[Etienne-Léon, baron de LAMOTHE-LANGON]
Mémoires et souvenirs d'une femme de qualité sur le consulat et l'empire - Mémoires d'une femme de qualité sur Louis XVIII, sa cour et son règne - Mémoires d'une femme de qualité depuis la mort de Louis XVIII jusqu'à la fin de 1829
Mame et Delaunay-Vallée, Paris 1829-1830, 14x22cm, 10 volumes reliés.
(Marie-Louise de HABSBURG-LORRAINE, Empress of France) [LAMOTHE-LANGON Etienne-Léon, baron de] Mémoires et souvenirs d’une femme de qualité sur le Consulat et l’Empire – Mémoires d’une femme de qualité sur Louis XVIII, sa cour et son règne – Mémoires d’une femme de qualité depuis la mort de Louis XVIII jusqu’à la fin de 1829
Mame et Delaunay-Vallée, Paris 1829-1830, 14 x 22 cm, 10 volumes, half morocco
First edition for these three texts which appeared separately – they have been brought together here as a trilogy. A rare collection of these apocryphal anecdotal memoirs spanning thirty or so years of life at Court.

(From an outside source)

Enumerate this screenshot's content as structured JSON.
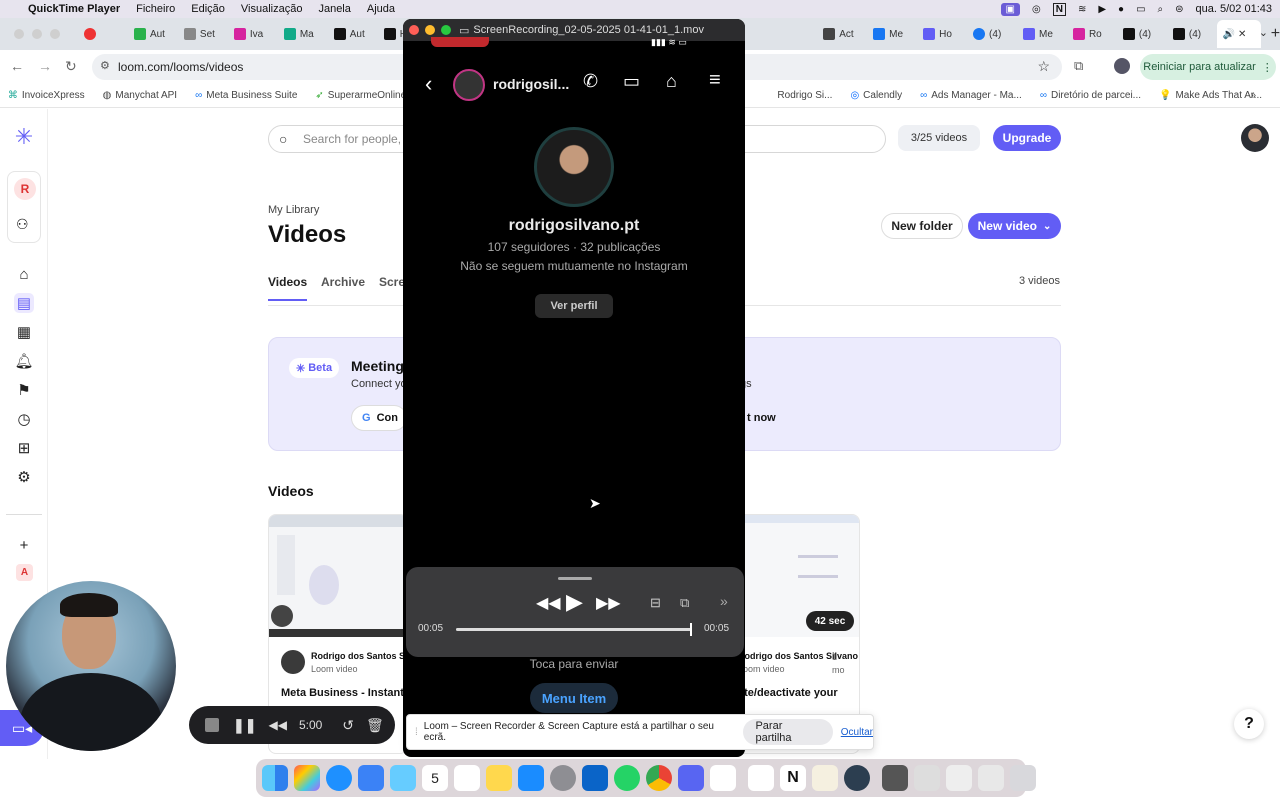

Uniformly bound in half red morocco, spine with gilt roulettes, crowned monogram of Marie-Louise de Habsburg-Lorraine, ex-Empress of France and Duchess of Parma after Napoleon’s abdication in 1815.
This copy was bound in chronological order of the historical events as related, without reference to the date order of publication of the various volumes. Two other volumes, not part of this set, were published in 1831: Révélations d’une femme de qualité sur les années 1830 et 1831 [Revelations of a noble lady on the years 1830 and 1831]
Quérard gives copious details on the writing of these memoirs. The manuscript of the three works was entirely written by Lamothe Langon, but “with so much haste and so little care" that the publishers were obliged to have the text revised by Amédée Pichot. The stylistic changes made, Pichot added a few chapters of his own, as well as Charles Nodier. Finally, the task of re-molding the memoirs fell to Messrs. Hinard, Gainaut and Ferrier, with another stylistic brush-up by Pichot.
The invention, or subterfuge, of the narrator being a “noble lady” allowed the author to give a realistic and intimate portrait of the court that developed around Napoleon Bonaparte, as well as that of Louis XVIII and the Restoration. The writings have a real feel of verisimilitude, while criticisms are never formulated directly, but are rather implicit in the way the heroine perceives events. The direct testimony of women on historical events was very much in fashion at the time, like for example the Mémoires d’une contemporaine
, which appeared in 1827 and 1828 and were very popular. A woman of high birth, mentored by Madame de Staël, our heroine is introduced into the Court of Bonaparte. The literary pretense is perfect in the sense that we are able to follow chronologically the evolution of the character throughout the historical events, in the very heart of the Court.The handsome copy of the former Empress Marie-Louise, bound with her monogram.
A notable provenance. Marie-Louise de Habsburg-Lorraine (1791-1847) was Duchess of Parma after Napoleon’s abdication in 1815. She built up an extensive library, principally of French works. Her books were mostly bound in red half morocco with her crowned monogram on the covers. Literature, the history of ideas, economics, and politics, her collection shows a rare eclecticism and openness.